Empezó a remover enérgicamente los papeles del legajo de tal manera que terminaron por inundar su mesa.

– ¿Y los criados, M. Julliard? -le pregunté-. ¿Cómo voy a pagar a los criados?

– ¡Oh, no se preocupe por eso! -exclamó, distraído-. Los amarillos trabajan por el techo y la comida. Así son las cosas aquí; hay mucha miseria y mucha hambre, madame . Quizá Rémy le diera una pequeña cantidad de vez en cuando a la señora Zhong porque la apreciaba mucho, pero usted no está obligada… ¡Ah, ésta es! -Se interrumpió, sacando una hoja del desordenado montón-. Bueno, veamos… Ante todo, madame , tendrá que vender las casas, tanto la de aquí como la de París. ¿Tiene usted alguna otra propiedad con la que pudiéramos contar?

– No.

– ¿Nada? ¿Está segura? -El pobre hombre no sabía cómo insistir y yo apenas podía respirar-. ¿Alguna propiedad en su país, en España? ¿Una casa, tierras, algún negocio…?

– Yo… No. -Mi garganta emitió un leve silbido y me agarré con desesperación al borde del asiento-. Mi familia me desheredó y hoy lo tiene todo mi sobrina. Pero no puedo…

– ¿Quiere un poco de agua, madame ? ¡El té! -recordó de pronto. Se levantó de golpe y se dirigió corriendo hacia la puerta. Poco después tenía entre mis manos una bonita taza china con tapadera que desprendía un aroma delicioso. Di pequeños sorbos hasta que me encontré mejor. El abogado, lleno de preocupación, se había plantado a mi lado.

– M. Julliard -supliqué-. No puedo disponer de nada en Europa y no voy a pedirle ayuda a mi sobrina. No me parecería correcto.

– Muy bien, madame , como usted diga. Quizá, con un poco de suerte, consigamos sacar lo suficiente con las casas y su contenido.

– ¡Pero no puedo perder la casa de París! ¡Es mi hogar, el único que tengo!

¿A los cuarenta y tantos años iba a empezar de nuevo? No, imposible. Cuando me fui de España era joven y poseía empuje y energía para afrontar la pobreza, pero ahora ya no era la misma, los años me habían restado brío y no me sentía capaz de vivir en alguna buhardilla inmunda de un barrio peligroso.

– Tranquilícese, Mme. De Poulain. Le prometo que haré todo lo que pueda para ayudarla. Pero las casas hay que venderlas, no queda otra solución. ¿O podría usted reunir trescientos mil francos en las próximas semanas?

¿Cuánto había dicho…? No podía ser. ¿Trescientos mil…?

– ¡Trescientos mil francos! -grité horrorizada. La moneda francesa y la española iban más o menos a la par, así que estábamos hablando, nada más y nada menos, que de… ¡trescientas mil pesetas! ¡Si yo sólo ganaba quince duros al mes en la Académie! ¿Cómo iba a conseguir esa cantidad? Además, después de la guerra, la vida en París se había vuelto insoportablemente cara. Hacía mucho tiempo que nadie podía comprar en sitios como Le Louvre o Au Bon Marché. La gente hacía verdaderas economías para sobrevivir y los pocos que aún tenían dinero habían visto muy mermadas sus rentas.
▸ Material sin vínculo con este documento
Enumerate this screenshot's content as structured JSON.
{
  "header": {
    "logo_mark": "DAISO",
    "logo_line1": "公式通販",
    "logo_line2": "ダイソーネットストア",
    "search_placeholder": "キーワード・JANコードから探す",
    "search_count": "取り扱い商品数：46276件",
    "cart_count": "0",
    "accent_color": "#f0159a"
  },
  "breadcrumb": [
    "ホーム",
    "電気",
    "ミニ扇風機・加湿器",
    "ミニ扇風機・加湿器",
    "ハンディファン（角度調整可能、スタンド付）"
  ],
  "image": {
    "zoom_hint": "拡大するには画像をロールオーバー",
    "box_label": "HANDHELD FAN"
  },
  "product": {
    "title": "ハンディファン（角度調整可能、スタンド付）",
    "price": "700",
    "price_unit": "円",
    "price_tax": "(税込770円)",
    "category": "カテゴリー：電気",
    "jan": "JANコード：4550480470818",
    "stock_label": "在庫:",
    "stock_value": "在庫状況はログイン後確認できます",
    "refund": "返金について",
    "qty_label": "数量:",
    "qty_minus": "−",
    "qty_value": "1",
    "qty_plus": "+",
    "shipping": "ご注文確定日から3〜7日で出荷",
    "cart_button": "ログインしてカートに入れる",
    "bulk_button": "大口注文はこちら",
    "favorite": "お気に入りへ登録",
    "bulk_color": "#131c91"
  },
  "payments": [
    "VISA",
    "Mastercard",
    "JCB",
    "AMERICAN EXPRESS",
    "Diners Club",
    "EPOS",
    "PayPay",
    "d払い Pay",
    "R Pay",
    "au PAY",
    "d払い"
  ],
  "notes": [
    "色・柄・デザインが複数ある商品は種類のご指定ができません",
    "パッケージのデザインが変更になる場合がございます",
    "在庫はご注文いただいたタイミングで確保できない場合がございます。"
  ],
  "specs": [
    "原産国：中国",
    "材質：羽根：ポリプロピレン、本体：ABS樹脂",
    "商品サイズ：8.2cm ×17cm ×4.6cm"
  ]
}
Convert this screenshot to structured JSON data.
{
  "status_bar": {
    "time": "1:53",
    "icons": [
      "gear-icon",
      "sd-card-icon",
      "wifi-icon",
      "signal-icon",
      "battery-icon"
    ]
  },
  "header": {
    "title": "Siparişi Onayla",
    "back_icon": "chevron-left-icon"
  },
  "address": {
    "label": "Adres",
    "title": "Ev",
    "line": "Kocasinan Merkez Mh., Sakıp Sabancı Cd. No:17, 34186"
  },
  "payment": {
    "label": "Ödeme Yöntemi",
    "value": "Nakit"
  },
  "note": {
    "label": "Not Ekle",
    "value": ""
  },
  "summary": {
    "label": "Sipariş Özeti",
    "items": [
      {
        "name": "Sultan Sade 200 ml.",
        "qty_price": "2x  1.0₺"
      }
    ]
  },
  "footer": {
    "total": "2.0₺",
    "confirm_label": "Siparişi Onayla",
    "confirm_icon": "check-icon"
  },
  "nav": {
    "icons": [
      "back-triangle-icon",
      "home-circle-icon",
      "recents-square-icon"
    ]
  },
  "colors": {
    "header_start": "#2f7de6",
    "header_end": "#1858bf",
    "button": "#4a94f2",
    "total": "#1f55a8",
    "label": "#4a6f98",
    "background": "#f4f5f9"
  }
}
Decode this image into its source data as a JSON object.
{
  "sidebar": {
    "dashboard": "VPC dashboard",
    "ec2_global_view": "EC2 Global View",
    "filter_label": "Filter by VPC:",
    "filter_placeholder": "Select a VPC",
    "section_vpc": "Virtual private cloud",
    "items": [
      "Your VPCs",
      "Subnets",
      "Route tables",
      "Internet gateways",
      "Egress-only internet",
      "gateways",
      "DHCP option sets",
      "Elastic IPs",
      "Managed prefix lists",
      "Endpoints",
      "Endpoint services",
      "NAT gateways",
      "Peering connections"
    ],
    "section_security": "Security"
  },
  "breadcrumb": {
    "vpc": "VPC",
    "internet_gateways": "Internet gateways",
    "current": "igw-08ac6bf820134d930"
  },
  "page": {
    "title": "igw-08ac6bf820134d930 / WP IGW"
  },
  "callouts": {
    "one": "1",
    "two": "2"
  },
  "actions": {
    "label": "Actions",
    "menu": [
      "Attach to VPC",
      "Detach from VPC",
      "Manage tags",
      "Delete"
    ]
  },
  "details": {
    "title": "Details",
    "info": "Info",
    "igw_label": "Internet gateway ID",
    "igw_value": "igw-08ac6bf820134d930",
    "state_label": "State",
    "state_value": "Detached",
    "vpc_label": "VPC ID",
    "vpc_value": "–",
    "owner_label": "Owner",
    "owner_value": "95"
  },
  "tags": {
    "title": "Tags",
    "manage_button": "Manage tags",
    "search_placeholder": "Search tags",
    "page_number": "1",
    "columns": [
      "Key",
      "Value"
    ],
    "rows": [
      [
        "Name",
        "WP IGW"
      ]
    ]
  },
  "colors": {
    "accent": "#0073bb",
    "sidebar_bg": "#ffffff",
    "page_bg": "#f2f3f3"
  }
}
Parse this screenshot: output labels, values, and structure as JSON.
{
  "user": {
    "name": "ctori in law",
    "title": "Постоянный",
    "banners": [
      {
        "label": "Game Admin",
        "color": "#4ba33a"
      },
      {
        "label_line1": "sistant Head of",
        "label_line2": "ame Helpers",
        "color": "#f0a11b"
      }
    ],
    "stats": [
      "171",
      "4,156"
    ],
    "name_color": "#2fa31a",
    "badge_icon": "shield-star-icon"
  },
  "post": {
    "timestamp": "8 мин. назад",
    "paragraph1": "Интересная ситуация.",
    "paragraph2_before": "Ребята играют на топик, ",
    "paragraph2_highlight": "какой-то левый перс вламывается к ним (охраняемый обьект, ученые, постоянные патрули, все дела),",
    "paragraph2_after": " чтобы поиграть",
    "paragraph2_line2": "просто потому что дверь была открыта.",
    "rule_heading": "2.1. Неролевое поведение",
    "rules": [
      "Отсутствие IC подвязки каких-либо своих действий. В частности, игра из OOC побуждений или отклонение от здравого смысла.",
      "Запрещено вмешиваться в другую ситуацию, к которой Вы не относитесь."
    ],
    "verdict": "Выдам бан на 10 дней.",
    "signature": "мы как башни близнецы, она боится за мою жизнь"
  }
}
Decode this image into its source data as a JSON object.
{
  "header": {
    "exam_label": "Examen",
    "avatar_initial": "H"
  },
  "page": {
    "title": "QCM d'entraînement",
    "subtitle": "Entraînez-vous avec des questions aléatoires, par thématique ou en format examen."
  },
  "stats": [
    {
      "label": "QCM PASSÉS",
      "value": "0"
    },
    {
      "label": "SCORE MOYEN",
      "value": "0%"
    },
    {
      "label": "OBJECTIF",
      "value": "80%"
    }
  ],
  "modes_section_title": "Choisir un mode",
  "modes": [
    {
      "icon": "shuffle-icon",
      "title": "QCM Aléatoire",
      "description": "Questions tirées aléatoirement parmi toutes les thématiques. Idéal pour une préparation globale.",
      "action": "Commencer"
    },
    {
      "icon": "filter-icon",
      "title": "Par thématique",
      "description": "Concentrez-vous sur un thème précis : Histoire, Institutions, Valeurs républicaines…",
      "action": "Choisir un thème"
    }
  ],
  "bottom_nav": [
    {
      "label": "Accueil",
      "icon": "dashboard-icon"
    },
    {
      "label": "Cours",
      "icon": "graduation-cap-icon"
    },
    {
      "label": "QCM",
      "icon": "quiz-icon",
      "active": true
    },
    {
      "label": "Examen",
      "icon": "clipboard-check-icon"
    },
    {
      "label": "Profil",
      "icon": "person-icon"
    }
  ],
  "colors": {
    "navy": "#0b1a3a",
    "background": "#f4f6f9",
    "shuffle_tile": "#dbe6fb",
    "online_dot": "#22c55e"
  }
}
– No se preocupe. Venderemos las casas y organizaremos una almoneda. Rémy era un gran coleccionista de arte chino. Seguro que conseguimos acercarnos al total.

– Mi casa de París es muy pequeña… -musité-. Valdrá unos cuatro mil o cinco mil francos nada más. Y, eso, porque está cerca de L'École de Médecine.

– ¿Quiere que me ponga en contacto con un abogado amigo mío para que se encargue de la venta?

– ¡No! -exclamé con la poca fuerza que me quedaba-. Mi casa de París no se vende.

– ¡Madame …!

– ¡Que no!

M. Julliard se batió en retirada, apesadumbrado.

– Muy bien, Mme. De Poulain, como usted diga. Pero vamos a tener problemas. Por la casa de Rémy podríamos conseguir unos cien mil francos, más o menos, y con la almoneda, si todo va bien, otros treinta o cuarenta mil. Todavía faltará muchísimo dinero.

Tenía que salir de aquel despacho. Tenía que llegar a la calle para poder respirar. No debía quedarme allí ni un minuto más si no quería sufrir una crisis nerviosa delante del abogado.

– Déjeme unos días para pensar, monsieur -dije, poniéndome en pie y sujetando mi bolso con fuerza-. Encontraré una solución.

– Como usted quiera, madame -repuso el abogado, abriéndome con solicitud la puerta de la oficina-. La estaré esperando. Pero no deje que pase mucho tiempo. ¿Podría firmarme ahora los papeles para empezar a organizar la venta y la subasta?